Alia FARHAT reacted on the presentations of the other panellists from her experience on working with Syrian refugees in Lebanon. Farhat reiterated the information gap that Greenberg mentioned in working with refugees and that non-financial services are crucial. She added that although ultimately products for refugees and other MFI clients should be the same, at first new refugees are riskier than normal MFI clients simply because of the lack of credit history available. She valued the public mandate of the Sparkassen to serve everybody. In Lebanon, refugees are also not allowed to open a bank account. 

Farhat also shared some key developments of Al Majmoua, the Lebanese Association for Development. She explained that since its pilot in 2015, Al Majmoua vastly expanded its client base of Syrian refugees. She added that they needed to get Al Majmoua staff and clients on board to start working with the refugees. The main challenge in Lebanon is dealing with the government. The Lebanese government has a cautious attitude towards livelihoods initiative delivered to the Syrian refugees because of the fear it would encourage them to stay permanently in the country. The government also uses regulations to prevent these refugees from working except in agriculture, construction and environment. As per the UNCHR, around one-third of refugees would ultimately stay in the host country.


Farhat argued that the vast number of new accounts for refugees could be a viable business case for Sparkassen. Bergmann explained that this was not the case. Incomes for these accounts are limited, while the costs are much higher due to the challenges in opening accounts for refugees and keeping track of dormant accounts after refugees moved. He explained that as a public institution, Sparkassen are not maximising their profits. When Sparkassen make profits, as they usually do, they use this to strengthen their capital and invest in social purposes serving refugees is an example for this.

The moderator asked what GIZ wants to put on the agenda of the Germany’s G20 presidency. Albert mentioned that financial inclusion of both refugees and internally displaced persons is an important topic, with a focus on women and youth. He confirmed that there is an information gap and that putting this topic on the agenda could help close this gap. However, Albert was not able to provide any information about the upcoming G20 priorities. Greenberg added that although there is an information gap in working with refugees, she believes that there is someone who does have at least some of the information that the rest of us are seeking. Some organisations have been working with refugees for over 10 years. All of us would benefit from a better understanding of who is already working with refugees and what they have learned, so we can use that knowledge as a foundation for the design of our own initiatives. 
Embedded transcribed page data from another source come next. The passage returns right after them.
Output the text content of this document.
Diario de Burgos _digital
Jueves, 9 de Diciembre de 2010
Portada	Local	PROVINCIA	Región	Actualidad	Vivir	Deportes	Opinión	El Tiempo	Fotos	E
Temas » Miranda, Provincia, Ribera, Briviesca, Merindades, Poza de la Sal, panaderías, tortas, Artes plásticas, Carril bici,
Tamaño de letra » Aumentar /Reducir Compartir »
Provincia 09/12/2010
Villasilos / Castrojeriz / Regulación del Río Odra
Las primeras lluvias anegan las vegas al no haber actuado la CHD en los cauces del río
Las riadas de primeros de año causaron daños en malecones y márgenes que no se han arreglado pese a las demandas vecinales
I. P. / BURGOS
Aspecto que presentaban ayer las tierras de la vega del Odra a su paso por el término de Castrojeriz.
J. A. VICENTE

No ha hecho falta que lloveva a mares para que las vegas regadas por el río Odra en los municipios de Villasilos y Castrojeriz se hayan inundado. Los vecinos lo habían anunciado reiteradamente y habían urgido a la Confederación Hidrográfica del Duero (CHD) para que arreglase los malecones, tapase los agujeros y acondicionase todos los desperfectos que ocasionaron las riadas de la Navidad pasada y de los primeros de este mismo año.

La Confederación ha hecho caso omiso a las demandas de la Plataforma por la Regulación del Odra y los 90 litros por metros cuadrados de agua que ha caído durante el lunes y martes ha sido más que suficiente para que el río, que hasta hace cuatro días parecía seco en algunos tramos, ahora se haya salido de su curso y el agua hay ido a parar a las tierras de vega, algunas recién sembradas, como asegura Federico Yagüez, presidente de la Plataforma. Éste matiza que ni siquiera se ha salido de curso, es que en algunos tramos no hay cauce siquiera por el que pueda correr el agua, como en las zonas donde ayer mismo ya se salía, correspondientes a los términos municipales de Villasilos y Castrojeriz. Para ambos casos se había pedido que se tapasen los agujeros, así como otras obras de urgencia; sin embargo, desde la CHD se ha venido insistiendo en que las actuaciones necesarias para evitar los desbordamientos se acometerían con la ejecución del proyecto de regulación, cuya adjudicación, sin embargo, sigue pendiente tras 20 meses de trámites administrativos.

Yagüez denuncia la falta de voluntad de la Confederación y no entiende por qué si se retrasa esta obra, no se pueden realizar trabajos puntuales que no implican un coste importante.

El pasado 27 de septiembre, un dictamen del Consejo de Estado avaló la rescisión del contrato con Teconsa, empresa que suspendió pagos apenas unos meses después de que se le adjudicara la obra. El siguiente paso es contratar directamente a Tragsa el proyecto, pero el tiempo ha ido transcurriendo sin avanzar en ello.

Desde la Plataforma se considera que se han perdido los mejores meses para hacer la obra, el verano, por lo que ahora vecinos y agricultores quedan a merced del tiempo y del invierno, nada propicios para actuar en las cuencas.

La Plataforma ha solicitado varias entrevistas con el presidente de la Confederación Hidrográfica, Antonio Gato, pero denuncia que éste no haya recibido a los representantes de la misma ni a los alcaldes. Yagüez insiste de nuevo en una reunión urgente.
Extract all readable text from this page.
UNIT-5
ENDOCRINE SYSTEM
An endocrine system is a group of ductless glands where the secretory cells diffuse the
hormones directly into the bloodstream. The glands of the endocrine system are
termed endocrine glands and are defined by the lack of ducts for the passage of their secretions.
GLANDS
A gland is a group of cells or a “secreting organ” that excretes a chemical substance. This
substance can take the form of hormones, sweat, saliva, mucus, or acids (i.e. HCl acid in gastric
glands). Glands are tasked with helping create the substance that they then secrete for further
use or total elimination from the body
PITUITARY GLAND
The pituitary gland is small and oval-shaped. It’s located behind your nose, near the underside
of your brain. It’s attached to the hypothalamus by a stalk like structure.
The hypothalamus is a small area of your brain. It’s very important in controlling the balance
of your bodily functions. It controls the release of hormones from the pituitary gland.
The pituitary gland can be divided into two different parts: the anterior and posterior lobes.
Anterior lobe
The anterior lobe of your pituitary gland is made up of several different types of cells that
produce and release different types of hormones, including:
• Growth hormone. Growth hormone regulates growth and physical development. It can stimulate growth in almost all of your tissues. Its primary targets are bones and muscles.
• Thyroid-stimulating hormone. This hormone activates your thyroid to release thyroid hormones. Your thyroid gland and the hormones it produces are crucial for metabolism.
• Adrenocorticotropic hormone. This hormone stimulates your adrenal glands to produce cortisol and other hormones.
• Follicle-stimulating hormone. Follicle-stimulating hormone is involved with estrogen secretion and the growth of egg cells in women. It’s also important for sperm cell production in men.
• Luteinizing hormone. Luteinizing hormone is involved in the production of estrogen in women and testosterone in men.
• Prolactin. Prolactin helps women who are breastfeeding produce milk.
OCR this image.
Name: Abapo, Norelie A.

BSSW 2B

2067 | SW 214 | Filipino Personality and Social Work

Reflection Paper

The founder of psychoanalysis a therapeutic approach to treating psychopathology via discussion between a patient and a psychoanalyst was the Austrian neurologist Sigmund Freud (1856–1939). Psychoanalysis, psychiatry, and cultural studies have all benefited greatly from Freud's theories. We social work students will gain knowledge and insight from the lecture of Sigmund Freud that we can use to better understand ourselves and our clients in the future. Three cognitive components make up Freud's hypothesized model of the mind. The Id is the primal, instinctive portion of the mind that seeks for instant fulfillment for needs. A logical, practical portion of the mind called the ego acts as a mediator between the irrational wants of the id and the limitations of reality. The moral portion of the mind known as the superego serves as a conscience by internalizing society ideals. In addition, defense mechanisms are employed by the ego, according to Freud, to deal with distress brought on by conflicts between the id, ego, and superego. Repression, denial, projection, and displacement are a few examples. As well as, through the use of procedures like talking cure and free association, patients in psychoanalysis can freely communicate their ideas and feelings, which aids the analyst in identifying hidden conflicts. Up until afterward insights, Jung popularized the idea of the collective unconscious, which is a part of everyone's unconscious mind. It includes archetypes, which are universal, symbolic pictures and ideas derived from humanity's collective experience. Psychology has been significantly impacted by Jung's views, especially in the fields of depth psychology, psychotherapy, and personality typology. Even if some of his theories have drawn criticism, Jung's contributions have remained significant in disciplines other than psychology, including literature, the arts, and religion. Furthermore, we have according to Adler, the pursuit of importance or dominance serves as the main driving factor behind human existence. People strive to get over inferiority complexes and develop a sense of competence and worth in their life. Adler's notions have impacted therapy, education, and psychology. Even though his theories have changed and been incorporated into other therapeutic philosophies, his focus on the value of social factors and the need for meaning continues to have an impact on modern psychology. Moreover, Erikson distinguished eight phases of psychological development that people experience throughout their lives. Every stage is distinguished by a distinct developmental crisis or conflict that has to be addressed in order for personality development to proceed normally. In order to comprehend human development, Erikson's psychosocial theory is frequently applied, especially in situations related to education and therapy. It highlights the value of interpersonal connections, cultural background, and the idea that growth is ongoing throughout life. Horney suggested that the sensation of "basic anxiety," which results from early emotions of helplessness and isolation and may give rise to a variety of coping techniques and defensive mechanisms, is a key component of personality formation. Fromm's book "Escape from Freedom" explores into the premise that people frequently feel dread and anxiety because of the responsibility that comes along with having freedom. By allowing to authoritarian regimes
A member of the audience explained that he was a refugee in the Netherlands 42 years ago. He commented that governments in Jordan and Lebanon are afraid because they already have so many refugees. As in many countries in the Middle East, they have both temporary refugees from other countries and internally displaced persons within the countries. It often depends on a country’s political or economic situation whether they take in refugees from other countries. He added that in the Netherlands, refugees have the opportunity to become permanent residents. Bergmann responded that how countries deal with refugees depends on how they see refugees, as permanent or not? Most refugees in Europe do not want to go back, therefore integration must start immediately. The moderator concluded that regulations play a big role in this integration process.